Phosphonoacetate (PAA), at concentrations of 200 micrograms/ml or more, prevented growth of vaccinia virus in HeLa and BSC-1 cells. Spontaneous vaccinia virus mutants, selected at high PAA levels, were resistant to the antiviral effects of the drug. The action of PAA was directed toward an early viral function, since the drug was inhibitory only during the first 4 h of the approximately 15-h growth cycle. Conversely, significant reversal of the antiviral effects was obtained only when the drug was removed at or before the fourth hour of infection. Incorporation of [3H]thymidine into cytoplasmic viral DNA was severely inhibited in cells infected with wild-type virus but not in cells infected with mutant virus. Virus-induced DNA polymerase isolated from the cytoplasm of cells infected with wild-type or mutant virus had indistinguishable chromatographic properties on DEAE-cellulose and phosphocellulose columns.

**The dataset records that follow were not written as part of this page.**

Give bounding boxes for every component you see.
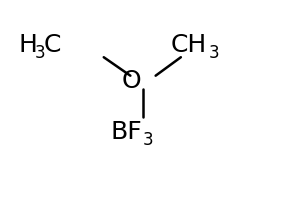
Text: O: O — [122, 69, 142, 93]
Text: BF: BF — [111, 120, 142, 144]
Text: C: C — [43, 33, 61, 57]
Text: 3: 3 — [209, 44, 220, 62]
Text: H: H — [18, 33, 37, 57]
Text: 3: 3 — [143, 131, 154, 149]
Text: CH: CH — [171, 33, 207, 57]
Text: 3: 3 — [35, 44, 46, 62]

However, the wild-type enzyme was inhibited by relatively low concentrations of PAA, whereas 10-fold higher concentrations were needed for equivalent inhibition of the mutant enzyme. Kinetic analysis indicated that PAA inhibition was noncompetitive with deoxyribonucleoside triphosphates; Ki values for wild-type and mutant DNA polymerases were approximately 25 and 300 microM, respectively. Inhibition of wild-type DNA polymerase was immediate and complete even when PAA was added after initiation of DNA synthesis in vitro, suggesting that chain elongation was affected. These results established that the DNA polymerase is a target of the antiviral action of PAA and provided genetic evidence that this enzyme is virus encoded.